Interview de Thomas  Julien : Economiste spécialisé sur les Etats-Unis chez Natixis

Thomas Julien

Economiste spécialisé sur les Etats-Unis chez Natixis

Scandale des saisies immobilières aux Etats-Unis : nous n'envisageons pas de répercussion significative sur le secteur bancaire

Publié le 03 Février 2011

Quel regard portez-vous sur ce que l’on surnommé le ‘Foreclosure Gate’ aux Etats-Unis ou scandale des saisies immobilières ?
Les troubles liés aux procédures des saisies sont probablement dues à une volonté des banques d’assainir le plus rapidement possible leur bilan. Toutefois, l’ampleur du problème est à relativiser, puisque peu de temps après l’annonce du moratoire, certaines banques ont annoncé la réouverture de nombreux dossiers de saisies et depuis la situation se normalise petit à petit.

Quelle répercussion ce scandale pourrait-il avoir sur les banques ?

La durée des saisies génère un cout d’opportunité pour les établissements qui ne peuvent pas immédiatement récupérer les biens immobiliers pour lesquels les ménages ne remboursent plus leurs crédits hypothécaires. Ainsi le moratoire sur les saisies n’a fait qu’amplifier la durée des procédures. De plus, il semble que les Etats les plus impactés par la crise immobilière soient ceux pour lesquels les procédures juridiques sont les plus longues.
Cependant nous n’envisageons pas de répercussion significative sur le secteur bancaire. En effet, ce sont majoritairement les grandes banques disposant actuellement d’une bonne santé financière qui sont le plus exposées à ce secteur (16 à 17% du bilan). Ainsi, au final, cet épisode de gèle temporaire des saisies ne fait que ralentir un processus inéluctable et les saisies devraient rester importante au cours des années 2011 2012.

L’état dégradé du marché immobilier est toujours un facteur freinant la reprise ?

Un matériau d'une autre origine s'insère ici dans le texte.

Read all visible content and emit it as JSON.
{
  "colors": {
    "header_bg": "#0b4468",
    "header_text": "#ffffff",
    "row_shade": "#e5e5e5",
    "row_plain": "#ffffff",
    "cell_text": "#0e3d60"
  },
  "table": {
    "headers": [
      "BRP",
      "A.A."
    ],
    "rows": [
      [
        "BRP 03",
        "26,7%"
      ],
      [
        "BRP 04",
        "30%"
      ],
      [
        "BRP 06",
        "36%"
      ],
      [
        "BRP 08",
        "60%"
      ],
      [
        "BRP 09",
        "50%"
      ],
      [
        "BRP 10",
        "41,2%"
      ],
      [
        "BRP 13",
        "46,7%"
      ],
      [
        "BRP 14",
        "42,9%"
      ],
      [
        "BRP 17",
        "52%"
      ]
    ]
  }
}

En corolaire du nombre élevé des saisies, le marché immobilier aux Etats-Unis reste dégradé et constitue un facteur freinant la reprise du pays. En effet les ménages se situent actuellement dans un long processus de désendettement. De plus, le niveau élevé du chômage et l’effet de richesse immobilier négatif (effet induit par la diminution de la valeur des maisons possédées) pèsent sur la demande de crédits hypothécaires des ménages. Par ailleurs, 22,5% des propriétaires résidentiels sont dans une situation « d’equity » négative (situation dans laquelle le montant du prêts à rembourser est supérieur à la valeur du bien immobilier), soit 10,8 millions d’américains selon le cabinet d’analyse CoreLogic.
Or, empiriquement on observe que les agents ayant subit une forte décote de leur bien immobilier sont plus susceptibles de recourir au défaut stratégique. Ce défaut stratégique consiste pour les ménages américains à stopper leurs remboursements et à laisser (volontairement) la banque en charge du crédit procéder à la saisie de leur logement. Selon le Pew Research Center (« Walking away », septembre 2010), 19% des ménages jugent cette démarche acceptable, et 17% estiment que cela dépend des circonstances.

Qui plus est, côté offre, l’enquête menée par la Fed sur les conditions d’octroie de crédits, signale que les banques sont toujours réticentes à accorder des prêts hypothécaires. Au final, l’importance des stocks de maisons existantes constamment alimenté par les saisies devrait continuer de peser sur les prix immobiliers en 2011 et 2012. Ainsi, nous attendons une reprise extrêmement graduelle du secteur soutenu principalement par des facteurs démographiques.